E cosa disse nelle sue prime parole dopo il terribile attentato di Pallante il segretario del Pci gravemente ferito, mentre l’Italia tremava: “State calmi!”. Il primo problema era mantenere gli equilibri di Yalta….

Quella posizione di sommo equilibrio si è poi sempre manifestata anche dopo la scomparsa di Togliatti nel 1964 dai suoi successori e sopratutto da Enrico Berlinguer.
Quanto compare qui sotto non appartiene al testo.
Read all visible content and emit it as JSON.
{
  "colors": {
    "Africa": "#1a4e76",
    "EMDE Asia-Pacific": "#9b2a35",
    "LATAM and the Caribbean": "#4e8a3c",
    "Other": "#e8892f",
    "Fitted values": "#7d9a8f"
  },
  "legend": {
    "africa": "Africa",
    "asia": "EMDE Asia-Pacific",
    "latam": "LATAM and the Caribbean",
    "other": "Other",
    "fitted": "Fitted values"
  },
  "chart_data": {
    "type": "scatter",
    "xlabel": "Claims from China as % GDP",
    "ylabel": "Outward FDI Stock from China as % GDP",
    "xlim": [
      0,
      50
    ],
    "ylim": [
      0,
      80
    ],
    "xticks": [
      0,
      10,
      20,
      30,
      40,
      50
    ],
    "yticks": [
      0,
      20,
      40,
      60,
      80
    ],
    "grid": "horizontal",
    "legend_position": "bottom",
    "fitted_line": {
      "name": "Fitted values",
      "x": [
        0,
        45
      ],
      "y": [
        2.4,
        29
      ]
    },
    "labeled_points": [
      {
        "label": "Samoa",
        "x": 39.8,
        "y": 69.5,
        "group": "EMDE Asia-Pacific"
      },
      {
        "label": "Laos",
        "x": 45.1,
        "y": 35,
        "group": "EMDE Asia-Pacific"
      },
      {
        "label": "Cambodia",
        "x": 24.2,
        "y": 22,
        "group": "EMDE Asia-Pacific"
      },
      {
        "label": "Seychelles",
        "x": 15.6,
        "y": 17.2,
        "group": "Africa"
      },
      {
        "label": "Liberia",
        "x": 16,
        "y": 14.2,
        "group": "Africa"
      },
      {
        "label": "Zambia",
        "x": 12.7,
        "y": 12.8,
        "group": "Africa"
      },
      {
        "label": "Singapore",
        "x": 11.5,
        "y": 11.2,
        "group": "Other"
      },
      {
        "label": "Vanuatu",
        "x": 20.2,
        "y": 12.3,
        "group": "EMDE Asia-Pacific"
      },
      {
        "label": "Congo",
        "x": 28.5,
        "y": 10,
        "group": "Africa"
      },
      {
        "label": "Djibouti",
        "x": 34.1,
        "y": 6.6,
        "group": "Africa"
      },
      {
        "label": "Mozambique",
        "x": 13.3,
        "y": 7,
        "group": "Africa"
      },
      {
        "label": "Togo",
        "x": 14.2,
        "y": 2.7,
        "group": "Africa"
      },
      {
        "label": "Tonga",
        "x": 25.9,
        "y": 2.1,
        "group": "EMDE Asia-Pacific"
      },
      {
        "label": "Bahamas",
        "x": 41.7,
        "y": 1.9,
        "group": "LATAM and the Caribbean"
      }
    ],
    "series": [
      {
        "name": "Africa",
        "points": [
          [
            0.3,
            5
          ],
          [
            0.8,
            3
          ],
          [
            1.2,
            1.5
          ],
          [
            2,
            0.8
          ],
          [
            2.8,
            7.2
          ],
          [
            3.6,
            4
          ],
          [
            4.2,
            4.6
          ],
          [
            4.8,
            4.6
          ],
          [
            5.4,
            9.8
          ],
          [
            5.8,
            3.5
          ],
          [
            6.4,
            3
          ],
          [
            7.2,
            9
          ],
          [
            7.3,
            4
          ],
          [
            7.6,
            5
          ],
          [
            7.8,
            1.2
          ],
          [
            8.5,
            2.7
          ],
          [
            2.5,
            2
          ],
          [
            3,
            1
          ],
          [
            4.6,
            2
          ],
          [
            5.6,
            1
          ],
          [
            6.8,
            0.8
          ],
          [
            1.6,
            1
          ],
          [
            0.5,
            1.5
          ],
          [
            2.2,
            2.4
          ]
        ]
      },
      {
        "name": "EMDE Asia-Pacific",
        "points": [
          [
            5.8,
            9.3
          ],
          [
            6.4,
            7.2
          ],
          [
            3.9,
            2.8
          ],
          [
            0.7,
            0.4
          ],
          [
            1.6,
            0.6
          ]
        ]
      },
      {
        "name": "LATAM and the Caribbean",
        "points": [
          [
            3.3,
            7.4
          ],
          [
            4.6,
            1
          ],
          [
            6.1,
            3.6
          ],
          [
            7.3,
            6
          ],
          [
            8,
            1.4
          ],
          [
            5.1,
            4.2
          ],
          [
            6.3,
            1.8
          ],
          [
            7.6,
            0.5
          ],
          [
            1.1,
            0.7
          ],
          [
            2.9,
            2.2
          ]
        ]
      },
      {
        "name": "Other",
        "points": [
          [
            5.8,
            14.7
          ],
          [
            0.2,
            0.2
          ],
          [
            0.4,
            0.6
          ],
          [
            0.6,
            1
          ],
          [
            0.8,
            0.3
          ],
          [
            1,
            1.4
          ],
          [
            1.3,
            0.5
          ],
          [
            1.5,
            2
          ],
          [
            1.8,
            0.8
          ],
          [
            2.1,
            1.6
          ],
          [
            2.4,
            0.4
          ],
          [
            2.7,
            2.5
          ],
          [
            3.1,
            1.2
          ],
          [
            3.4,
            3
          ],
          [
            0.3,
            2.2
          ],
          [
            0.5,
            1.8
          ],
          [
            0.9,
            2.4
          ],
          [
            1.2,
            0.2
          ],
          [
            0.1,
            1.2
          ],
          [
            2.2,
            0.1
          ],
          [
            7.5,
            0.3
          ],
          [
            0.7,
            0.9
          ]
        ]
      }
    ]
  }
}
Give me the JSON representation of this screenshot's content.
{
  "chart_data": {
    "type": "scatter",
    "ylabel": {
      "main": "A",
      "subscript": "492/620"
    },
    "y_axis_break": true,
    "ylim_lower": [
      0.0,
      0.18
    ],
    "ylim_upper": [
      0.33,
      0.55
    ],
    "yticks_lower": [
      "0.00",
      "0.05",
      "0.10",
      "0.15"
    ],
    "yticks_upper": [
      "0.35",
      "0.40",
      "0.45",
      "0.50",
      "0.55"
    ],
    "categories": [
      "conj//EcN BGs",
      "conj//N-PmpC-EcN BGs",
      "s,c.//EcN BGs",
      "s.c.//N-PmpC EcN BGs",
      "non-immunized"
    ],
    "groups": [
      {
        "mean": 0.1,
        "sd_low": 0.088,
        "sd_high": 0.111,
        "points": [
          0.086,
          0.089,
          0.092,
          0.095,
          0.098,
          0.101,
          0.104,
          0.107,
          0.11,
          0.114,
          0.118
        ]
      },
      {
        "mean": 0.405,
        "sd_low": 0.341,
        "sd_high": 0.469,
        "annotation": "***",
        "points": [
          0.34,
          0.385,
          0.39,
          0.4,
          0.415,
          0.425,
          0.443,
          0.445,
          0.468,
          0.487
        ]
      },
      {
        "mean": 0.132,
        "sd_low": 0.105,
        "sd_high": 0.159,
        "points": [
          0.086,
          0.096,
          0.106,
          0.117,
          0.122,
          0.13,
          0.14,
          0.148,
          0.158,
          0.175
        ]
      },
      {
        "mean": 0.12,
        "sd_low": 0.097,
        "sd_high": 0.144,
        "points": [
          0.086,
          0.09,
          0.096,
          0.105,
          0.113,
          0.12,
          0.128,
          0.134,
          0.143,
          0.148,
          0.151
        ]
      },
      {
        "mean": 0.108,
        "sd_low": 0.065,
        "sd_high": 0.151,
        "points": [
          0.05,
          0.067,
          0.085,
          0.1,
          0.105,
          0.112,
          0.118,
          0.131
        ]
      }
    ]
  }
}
Anzi in modo ancora più accentuato, ha ricordato Amato, quando il segretario del Pci, quello da lui definito “nella sostanza l’ultimo vero segretario”,nco dichiarò di sentirsi più sicuro sotto l’ombrello della Nato che a Mosca.

E non a caso sarebbe stato Berlinguer a portare il Pci quasi al governo con il compromesso storico, fino ai tragici giorni della morte di Moro.

E poi ancora in quel contesto la centralità segnata da Togliatti sarebbe stata la linea di fronte al terrorismo di matrice “rossa”. “Quando si sentivano gli slogan “Nè con lo Stato, né con le Br”,  quando molti dei giovani brigatisti uscivano dalle fila del Pci e il timore che quelle fiammate portassero molti del partito a tirare fuori dagli arsenali le armi della Resistenza, ha aggiunto Amato, la centralità togliattiana ha dimostrato la sua efficacia.

La lezione di Amato, recitata a braccio da un uomo che ha pur sempre 85 anni e che parlava in piedi davanti al microfono senza una sbavatura, è stata seguita in un silenzio religioso. Ma non tutti alla fine hanno approvato il contenuto della “versione” del grande ex socialista.

Tra questi l’ex segretario della Cgil, eurodeputato e sindaco di Bologna, Sergio Cofferati. Ma a tutti è piaciuto il tono alto della relazione e  lo stile. Una specie di parentesi di grande livello in un contesto nel quale la politica sprofonda sempre di più nella mediocrità e nella mancanza di analisi profonde.